Gathering the data for those datasets posed a challenge, said team member Ruben Ohana from the Flatiron Institute. 探花直播team collaborated with scientists to gather and create data for the project. 鈥 探花直播creators of numerical simulations are sometimes sceptical of machine learning because of all the hype, but they鈥檙e curious about it and how it can benefit their research and accelerate scientific discovery,鈥 he said.
探花直播Polymathic AI team is now using the datasets to train AI models. In the coming months, they will deploy these models on various tasks to see how successful these well-rounded, well-trained AIs are at tackling complex scientific problems.
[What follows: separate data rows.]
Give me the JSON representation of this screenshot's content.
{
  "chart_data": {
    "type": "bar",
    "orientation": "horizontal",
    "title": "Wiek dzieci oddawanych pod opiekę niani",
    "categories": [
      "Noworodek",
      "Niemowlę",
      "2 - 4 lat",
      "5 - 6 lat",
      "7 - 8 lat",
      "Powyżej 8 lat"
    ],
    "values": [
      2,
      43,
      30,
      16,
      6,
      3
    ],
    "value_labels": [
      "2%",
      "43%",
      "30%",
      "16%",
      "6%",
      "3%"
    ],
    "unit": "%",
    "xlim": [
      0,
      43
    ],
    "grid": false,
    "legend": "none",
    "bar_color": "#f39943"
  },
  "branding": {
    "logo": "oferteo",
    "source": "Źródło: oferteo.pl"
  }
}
鈥淚t will be exciting to see if the complexity of these datasets can push AI models to go beyond merely recognising patterns, encouraging them to reason and generalise across scientific domains,鈥 said Dr Payel Mukhopadhyay from the Institute of Astronomy. 鈥淪uch generalisation is essential if we ever want to build AI models that can truly assist in conducting meaningful science.鈥
鈥淯ntil now, haven鈥檛 had a curated scientific-quality dataset cover such a wide variety of fields,鈥 said Cranmer, who is also a member of Cambridge鈥檚 Department of Applied Mathematics and Theoretical Physics. 鈥淭hese datasets are opening the door to true generalist scientific foundation models for the first time. What new scientific principles might we discover? We're about to find out, and that's incredibly exciting.鈥
探花直播Polymathic AI project is run by researchers from the Simons Foundation and its Flatiron Institute, New York 探花直播, the 探花直播 of Cambridge, Princeton 探花直播, the French Centre National de la Recherche Scientifique and the Lawrence Berkeley National Laboratory.
Members of the Polymathic AI team from the 探花直播 of Cambridge include PhD students, postdoctoral researchers and faculty across four departments: the Department of Applied Mathematics and Theoretical Physics, the Department of Pure Mathematics and Mathematical Statistics, the Institute of Astronomy and the Kavli Institute for Cosmology.